Seorang pria Jepang dari Prefektur Kanagawa berusia 60an yang belum menikah, baru-baru ini menandatangani kontrak bersama rumah duka untuk mengatur layanan dan urusan pribadinya setelah kematiannya karena khawatir ia akan meninggal sendirian. Pria itu tinggal di panti jompo dan tidak memiliki keluarga terdekat yang dapat ia minta pertolongannya untuk mengurus pengaturan segala hal setelah ia meninggal dunia.

"Saya sedang berpikir untuk mempersiapkan akhir hidup saya sebanyak yang saya bisa," kata pria dari kota Yamato, yang menolak untuk disebutkan namanya.

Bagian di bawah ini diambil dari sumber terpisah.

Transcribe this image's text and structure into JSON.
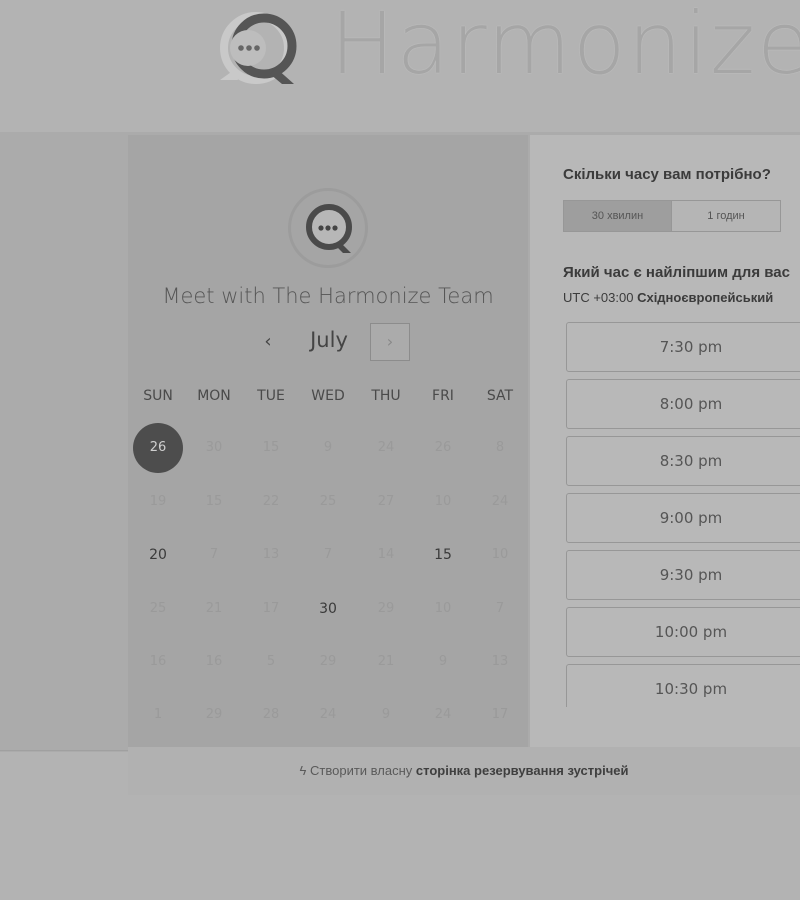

Pria itu didampingi seorang pejabat lokal Yamato untuk menandatangani kontrak layanan pemakaman pada bulan Februari lalu. Pejabat pemerintah lokal mengatakan bahwa para lansia tersebut tidak ingin bergantung kepada teman atau kerabat mereka dan khawatir akan merepotkannya sehingga lebih memilih layanan yang disediakan oleh pemerintah daerah setempat.

Pemerintah kota memperkenalkan layanan ini pada bulan April 2016, menargetkan orang-orang tanpa keluarga atau uang yang tidak mencukupi untuk mengurus pengaturan seperti pemakaman dan kremasi. Menurut kantor setempat, uang sebanyak 206.000 yen disediakan untuk menutupi pengeluaran setiap orang.

Pemerintah Daerah Jepang Memberikan Bantuan Bagi Orang yang Takut Meninggal Sendirian
(image : QZ)

Orang yang terdaftar akan diberi kartu bertuliskan nama operator pemakamannya dan informasi kontak pemerintah kota. Karena dia hidup sendirian, pemerintah setempat juga akan melakukan kunjungan rutin untuk mengecek keberadaannya.

Pada bulan Januari, pemerintah kota Chiba bekerja sama dengan perusahaan asuransi Aeon Life Co, juga mulai mengadakan lokakarya dan konsultasi untuk penduduk yang lanjut usia atau merencanakan pengaturan setelah kematian mereka.

Pusat dukungan pemerintah kota juga melakukan survey kepada penduduknya serta memberikan referensi kepada mereka yang membutuhkan akses ke rumah sakit atau panti jompo. Mereka juga mengurus segala urusan kliennya melalui surat wasiat sehingga dapat mengatur urusan mereka setelah meninggal.